Many employers said British workers were too lazy to do many menial jobs – Boris Johnson has written as much. This was always a slander on working people. The problem was not that they wouldn’t work but that they couldn’t work in jobs that have never paid enough to support a family.

They have been competing against workers imported from countries where the minimum wage is worth much more than it is here. Migrant labourers put up with poor working conditions ,often living in squalid dormitories, so that they can send money home.

Of course, Covid has also played a part in Britain’s recruitment crisis. Many Eastern European workers went home to spend time with their families during furlough – but the point is that they will not be coming back to do the low-paid jobs they did before. Britain can no longer be a low-wage country. It is tragic that it took Brexit, and severing relations with Europe, to fully expose this scandal.

So why did people like me ignore the reality of this exploitation and provide intellectual excuses for low pay?

Well, for years research groups like the Rowntree Foundation, the Institute for Fiscal Studies and even the Migration Advisory Committee have argued that while immigration may have had a “marginal” impact on wages at the bottom of the labour market, this has been compensated by increases further up the income ladder that result from a more buoyant economy.

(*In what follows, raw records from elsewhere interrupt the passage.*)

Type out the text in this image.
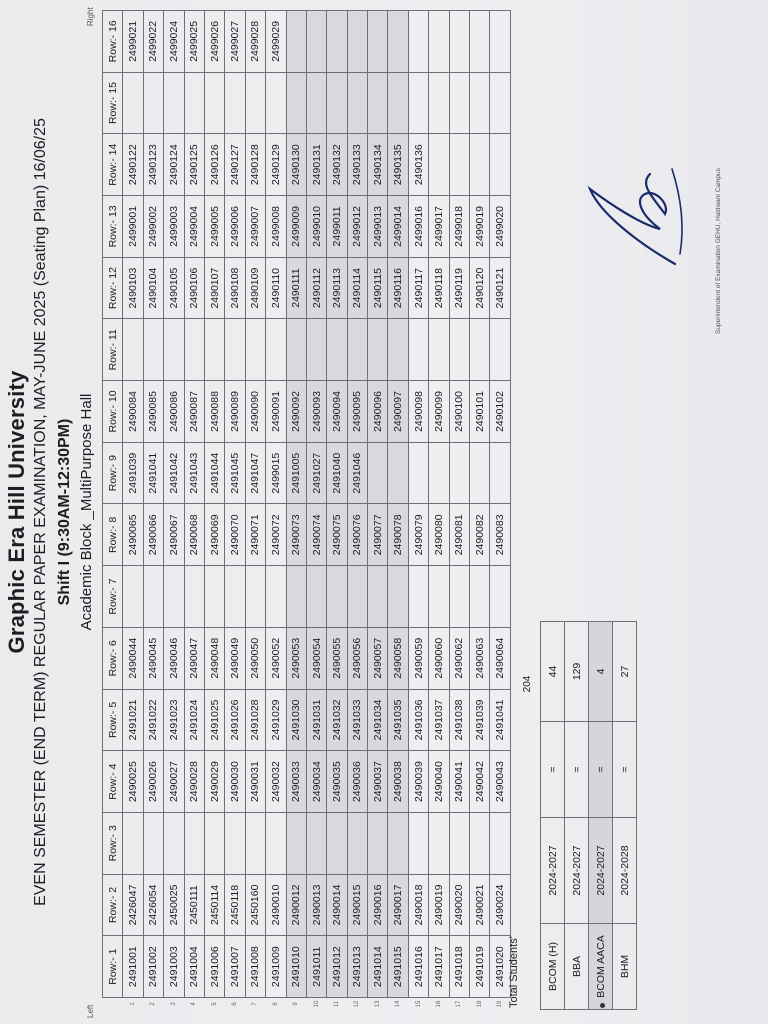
Graphic Era Hill University EVEN SEMESTER (END TERM) REGULAR PAPER EXAMINATION, MAY-JUNE 2025 (Seating Plan) 16/06/25 Shift I (9:30AM-12:30PM) Academic Block _MultiPurpose Hall
Left
Right
	Row:- 1	Row:- 2	Row:- 3	Row:- 4	Row:- 5	Row:- 6	Row:- 7	Row:- 8	Row:- 9	Row:- 10	Row:- 11	Row:- 12	Row:- 13	Row:- 14	Row:- 15	Row:- 16
1	2491001	2426047		2490025	2491021	2490044		2490065	2491039	2490084		2490103	2499001	2490122		2499021
2	2491002	2426054		2490026	2491022	2490045		2490066	2491041	2490085		2490104	2499002	2490123		2499022
3	2491003	2450025		2490027	2491023	2490046		2490067	2491042	2490086		2490105	2499003	2490124		2499024
4	2491004	2450111		2490028	2491024	2490047		2490068	2491043	2490087		2490106	2499004	2490125		2499025
5	2491006	2450114		2490029	2491025	2490048		2490069	2491044	2490088		2490107	2499005	2490126		2499026
6	2491007	2450118		2490030	2491026	2490049		2490070	2491045	2490089		2490108	2499006	2490127		2499027
7	2491008	2450160		2490031	2491028	2490050		2490071	2491047	2490090		2490109	2499007	2490128		2499028
8	2491009	2490010		2490032	2491029	2490052		2490072	2499015	2490091		2490110	2499008	2490129		2499029
9	2491010	2490012		2490033	2491030	2490053		2490073	2491005	2490092		2490111	2499009	2490130		
10	2491011	2490013		2490034	2491031	2490054		2490074	2491027	2490093		2490112	2499010	2490131		
11	2491012	2490014		2490035	2491032	2490055		2490075	2491040	2490094		2490113	2499011	2490132		
12	2491013	2490015		2490036	2491033	2490056		2490076	2491046	2490095		2490114	2499012	2490133		
13	2491014	2490016		2490037	2491034	2490057		2490077		2490096		2490115	2499013	2490134		
14	2491015	2490017		2490038	2491035	2490058		2490078		2490097		2490116	2499014	2490135		
15	2491016	2490018		2490039	2491036	2490059		2490079		2490098		2490117	2499016	2490136		
16	2491017	2490019		2490040	2491037	2490060		2490080		2490099		2490118	2499017			
17	2491018	2490020		2490041	2491038	2490062		2490081		2490100		2490119	2499018			
18	2491019	2490021		2490042	2491039	2490063		2490082		2490101		2490120	2499019			
19	2491020	2490024		2490043	2491041	2490064		2490083		2490102		2490121	2499020			
Total Students'
204
BCOM (H)	2024-2027	=	44
BBA	2024-2027	=	129
BCOM AACA	2024-2027	=	4
BHM	2024-2028	=	27
Superintendent of Examination GEHU, Haldwani Campus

In other words, the economy is seen to benefit, as a totality, when there is a cheap pool of workers at the bottom.

But this is actually a bogus argument. Profits and pay may be increased for the better off, but paying poverty wages does not benefit the economy. For a start, taxpayers have had to step in to supplement the incomes of millions of families on low pay.

Also, demand in the high streets is suppressed by low pay, which depresses the economy. Finally, because they can rely on cheap imported labour, employers do not invest in labour-saving equipment, which is why productivity has been so feeble in the UK.

The truth is that British working people have accepted mass immigration, and the changes in their culture, with remarkable good grace. To accuse them of racism for defending their jobs is profoundly offensive.

To repeat: justifying poverty pay does not help immigrants and does not improve race relations. Trade unionists did not help their members by condoning the importation of cheap labour by employers.

Above all, this omerta on low pay has distorted the debate about Brexit. Leave voters in provincial English towns were wrongly accused of being xenophobic narrow nationalists. They knew what they were doing. As The Guardian’s economics editor Larry Elliott put it last week: “For those who have nothing to fear from open borders, labour shortages are evidence Brexit is flawed. For those not so fortunate, it is doing what it was supposed to do.”

 

  • A previous version of this column claimed that Professor Jonathan Portes “accuses anyone who makes the obvious connection between immigration and pay as a right-winger bent on demonising foreigners.” This claim was false.  In fact, Professor Portes’ own research has explored the connection between immigration and wages, and he has never suggested that it is illegitimate to discuss this topic. We are happy to apologise for the error.